We seldom have a real theater stage so most of our performances are outside or in a restaurant or multi-purpose room on ground level with the audience. We are exposed so have to remain in character the entire time. We try not to show our backs to the audience when leaving the stage area to maintain an intimacy with them. We also perform within a few feet of the audience and can reach out and touch them. If possible, we try to stage outside of the room and make our entrances or turn the lights down to set the mood. Mostly, everyone has to pretend there is a stage and wings. A theatre allows us to maintain an air of mystery rather than exposing our business to the audience.
5. Have entrances and exits served any greater function in your work than getting dancers in and out of the performance space? If yes, what have been their functions?

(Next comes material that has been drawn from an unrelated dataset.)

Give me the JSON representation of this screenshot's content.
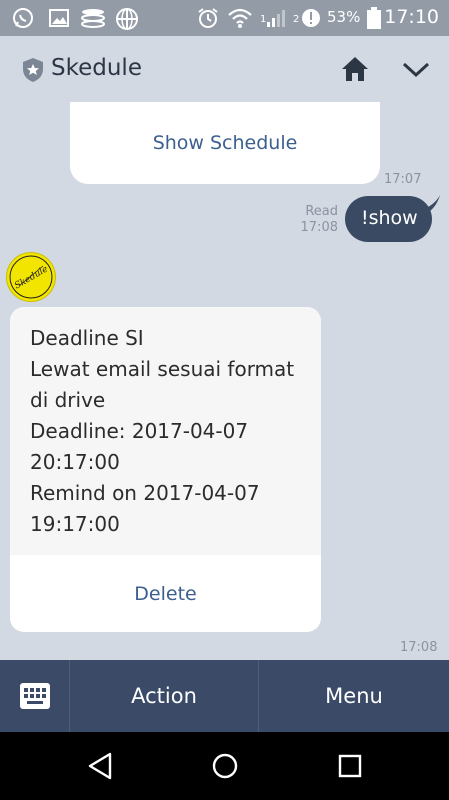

Yes, one of our dances has a dream entrance to Splendor in Paradise with veils and soft lights (if possible). The dancers intertwine and end with their backs to the audience. The music completely changes the mood into a more aggressive dance as they release the veils and face forward. I haven’t really used exits for a greater purpose, I guess because we are outside and so completely exposed.
6. What challenges have you encountered when dealing with entrances and exits? What helped you take on these challenges?
Since we are usually exposed to the audience, there is always the challenge of making a clean entrance and exit. We use an emcee to explain the dances and music during the exits and entrances to help cover the awkwardness and keep the show’s cohesion. If our stage area is removed from the audience, we will dance in front of it on the ground. We have our dancers play their finger cymbals during the show and stage closer to the stage.
7. How have your thoughts and approaches to space and spatial design evolved throughout your choreographic career?
Poles, steps, being outside, weather, stage area floor surfaces and distance from the audience are a challenge. Belly dance movements are small and internal and hard to see. If our stage area is more than 5 feet from the audience, we go down on the ground and dance in the space between and I may even leave a few dancers on stage. This brings the dance to the audience and creates an intimacy that is needed.
8. If you had a philosophy about the role of space in your practice and in your work, what would it be?
Ironically, our practice space is often times twice the size of our actual performance space. One of the most difficult tasks I have comes with getting my dancers to realize they have to adjust the dance to accommodate the dancers so no one falls off the stage. If you travel to one direction then you have to travel to the other direction and keep re-centering the dance on the stage. So I try to teach my dancers to be flexible and to be able to shrink or expand the dance as needed to fill the stage area.